The annual insurance premium request will be landing on your doormat as you read this article so if any of you have any lingering doubts as to the need for cover I suggest that you carefully read the following article reproduced from The Canadian Pilot magazine. It is an alarming account of the lengths that prosecutors will attempt to go to in order to satisfy the public’s hysterical call for a scalp following any maritime  incident.
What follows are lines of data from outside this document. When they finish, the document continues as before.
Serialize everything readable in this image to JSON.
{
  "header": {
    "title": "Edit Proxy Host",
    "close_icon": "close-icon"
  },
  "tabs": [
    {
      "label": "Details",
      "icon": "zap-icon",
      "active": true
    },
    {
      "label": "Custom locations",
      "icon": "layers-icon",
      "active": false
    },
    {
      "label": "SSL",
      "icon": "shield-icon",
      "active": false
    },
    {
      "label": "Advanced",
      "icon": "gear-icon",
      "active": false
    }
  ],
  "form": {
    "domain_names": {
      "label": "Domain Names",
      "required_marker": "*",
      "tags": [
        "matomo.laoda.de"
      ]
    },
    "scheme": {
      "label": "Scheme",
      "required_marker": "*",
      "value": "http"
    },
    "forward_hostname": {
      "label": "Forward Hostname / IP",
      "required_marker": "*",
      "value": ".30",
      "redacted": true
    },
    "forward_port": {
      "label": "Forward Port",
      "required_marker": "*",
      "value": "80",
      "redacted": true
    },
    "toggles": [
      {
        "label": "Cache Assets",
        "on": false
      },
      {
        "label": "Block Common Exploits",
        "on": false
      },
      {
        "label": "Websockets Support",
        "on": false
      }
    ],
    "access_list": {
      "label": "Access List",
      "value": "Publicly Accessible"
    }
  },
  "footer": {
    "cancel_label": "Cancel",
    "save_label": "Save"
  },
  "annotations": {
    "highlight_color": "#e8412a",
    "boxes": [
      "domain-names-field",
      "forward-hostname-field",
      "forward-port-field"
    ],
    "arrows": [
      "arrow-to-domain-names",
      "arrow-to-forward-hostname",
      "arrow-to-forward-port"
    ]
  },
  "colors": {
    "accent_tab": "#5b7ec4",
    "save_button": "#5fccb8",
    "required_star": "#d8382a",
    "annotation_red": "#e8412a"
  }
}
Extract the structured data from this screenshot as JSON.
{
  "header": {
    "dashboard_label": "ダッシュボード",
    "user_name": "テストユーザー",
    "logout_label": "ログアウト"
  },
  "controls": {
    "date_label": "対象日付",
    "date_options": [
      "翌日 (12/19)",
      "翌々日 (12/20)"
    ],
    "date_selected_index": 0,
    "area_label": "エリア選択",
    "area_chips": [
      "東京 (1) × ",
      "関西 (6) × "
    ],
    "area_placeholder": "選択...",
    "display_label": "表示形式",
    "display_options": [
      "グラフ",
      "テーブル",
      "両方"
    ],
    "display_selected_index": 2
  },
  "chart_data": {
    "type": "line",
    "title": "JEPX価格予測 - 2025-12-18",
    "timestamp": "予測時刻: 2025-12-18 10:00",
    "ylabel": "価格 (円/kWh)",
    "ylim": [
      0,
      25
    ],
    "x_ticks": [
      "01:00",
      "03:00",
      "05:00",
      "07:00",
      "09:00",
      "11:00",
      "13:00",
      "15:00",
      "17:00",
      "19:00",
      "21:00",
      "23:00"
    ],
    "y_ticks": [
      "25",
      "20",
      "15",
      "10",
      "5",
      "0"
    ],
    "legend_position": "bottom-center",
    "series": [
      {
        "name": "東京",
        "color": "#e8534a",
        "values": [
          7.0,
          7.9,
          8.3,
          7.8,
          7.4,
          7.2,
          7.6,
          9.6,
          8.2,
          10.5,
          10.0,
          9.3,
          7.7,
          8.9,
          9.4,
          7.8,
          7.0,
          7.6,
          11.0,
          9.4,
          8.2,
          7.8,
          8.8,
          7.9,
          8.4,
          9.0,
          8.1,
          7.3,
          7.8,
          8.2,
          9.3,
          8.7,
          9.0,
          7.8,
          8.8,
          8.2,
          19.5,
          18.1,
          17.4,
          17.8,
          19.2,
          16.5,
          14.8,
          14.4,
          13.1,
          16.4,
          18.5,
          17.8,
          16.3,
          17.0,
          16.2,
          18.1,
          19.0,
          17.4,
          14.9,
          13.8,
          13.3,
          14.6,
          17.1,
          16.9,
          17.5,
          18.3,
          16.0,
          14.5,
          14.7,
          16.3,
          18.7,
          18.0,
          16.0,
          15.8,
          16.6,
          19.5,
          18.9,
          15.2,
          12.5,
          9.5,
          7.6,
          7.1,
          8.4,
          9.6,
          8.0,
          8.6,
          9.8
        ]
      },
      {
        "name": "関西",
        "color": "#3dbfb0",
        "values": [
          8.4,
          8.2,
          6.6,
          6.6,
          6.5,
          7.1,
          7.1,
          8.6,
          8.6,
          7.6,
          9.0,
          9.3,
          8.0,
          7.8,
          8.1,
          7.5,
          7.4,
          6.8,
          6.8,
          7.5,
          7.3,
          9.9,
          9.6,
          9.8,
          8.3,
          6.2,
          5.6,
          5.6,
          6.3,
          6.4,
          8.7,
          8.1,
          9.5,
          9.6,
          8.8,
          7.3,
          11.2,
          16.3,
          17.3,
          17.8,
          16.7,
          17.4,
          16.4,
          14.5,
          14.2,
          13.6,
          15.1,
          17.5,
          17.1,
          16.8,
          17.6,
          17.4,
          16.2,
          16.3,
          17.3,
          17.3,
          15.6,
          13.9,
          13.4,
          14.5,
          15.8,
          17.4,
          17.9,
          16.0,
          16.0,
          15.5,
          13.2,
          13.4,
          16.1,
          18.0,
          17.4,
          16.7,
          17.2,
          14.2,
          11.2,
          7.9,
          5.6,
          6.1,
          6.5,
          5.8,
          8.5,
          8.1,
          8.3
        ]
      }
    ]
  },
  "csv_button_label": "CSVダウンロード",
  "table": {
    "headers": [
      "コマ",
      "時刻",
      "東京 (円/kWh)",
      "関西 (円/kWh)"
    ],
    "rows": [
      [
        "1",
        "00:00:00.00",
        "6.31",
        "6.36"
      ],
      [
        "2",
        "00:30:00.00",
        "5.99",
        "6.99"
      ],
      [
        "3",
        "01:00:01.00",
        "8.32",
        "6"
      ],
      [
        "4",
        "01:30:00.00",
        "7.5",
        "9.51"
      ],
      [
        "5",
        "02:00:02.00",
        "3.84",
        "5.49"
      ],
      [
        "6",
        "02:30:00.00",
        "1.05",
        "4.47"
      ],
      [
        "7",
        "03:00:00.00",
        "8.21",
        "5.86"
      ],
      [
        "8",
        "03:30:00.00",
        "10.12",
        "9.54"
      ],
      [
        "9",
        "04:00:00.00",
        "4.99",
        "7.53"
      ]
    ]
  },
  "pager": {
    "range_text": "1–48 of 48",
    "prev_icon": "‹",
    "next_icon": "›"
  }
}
Yes. It could happen here!


The Quebec Court of Appeal put an end to the legal proceedings against pilot Jacques Cloutier on 25 February when it turned down a motion for leave to appeal presented by the Crown. It had been with some disbelief that Canadian Maritime Pilots’ Association CMPA) members received the news, last December, that the Crown was seeking permission to appeal a Quebec Superior Court decision rendered a month prior, which confirmed the verdict of the Quebec Court acquitting pilot Cloutier of all charges laid against him in connection with a marine incident that occurred in 2004.

It had come somewhat as a surprise that 

the Crown would present, for a third time, arguments that had already been considered and categorically rejected twice before by tribunals, in careful and rigorous decisions. “The Court of Appeal’s decision puts an end to this judicial saga and it is a great relief. We hope that no Canadian pilot will ever again have to experience the hardship related to both such an accident and the proceedings that followed,” said . Capt. Bernard Boissonneault, CMPA Vice-

President, Laurentian Region, and President of the Corporation of Mid St. Lawrence Pilots of which Jacques Cloutier is a member.

In the early morning of 11th August 2004, the container vessel Canada Senator, which Capt. Cloutier was piloting, collided with he pleasure craft Mondisy, in the narrow navigation channel near Saint-Nicolas, on the St. Lawrence River close to Quebec City. After the collision, the Mondisy sank and two of its four passengers died. Following the accident, Capt. Cloutier was charged with three penal infractions, the Crown      alleging that he failed to take effective

action to avoid a collision. The courts, for their part, noted the erratic behaviour of the Mondisy – specifically its zigzags across the navigation channel and the lack of response to the Canada Senator’s signals – and the shortcomings of the Crown’s expert evidence before concluding that Capt. Cloutier had shown all reasonable due diligence under the circumstances to avoid a collision.

Over the last few years, a trend toward

prosecuting marine personnel involved in incidents – pilots and others – has emerged in all parts of the world. At the same time, new legislation diminishing the burden of proof incumbent on the plaintiff in certain situations and increasing the number of strict liability offenses (in which liability can be imposed on a party without a finding of fault or lack of due diligence) has increasingly been enacted.

These trends raise significant concern within the marine community. As is the case in any responsible sector and in areas where the public interest is concerned, it is only normal that any lack of due diligence which can result in accidents be severely sanctioned.

But attempting to criminalize the behaviour of those who acted with due diligence can only discourage individuals from entering marine professions – at a time when the sector needs labour – and may lead to excessive caution, ultimately harming the efficiency of marine transportation.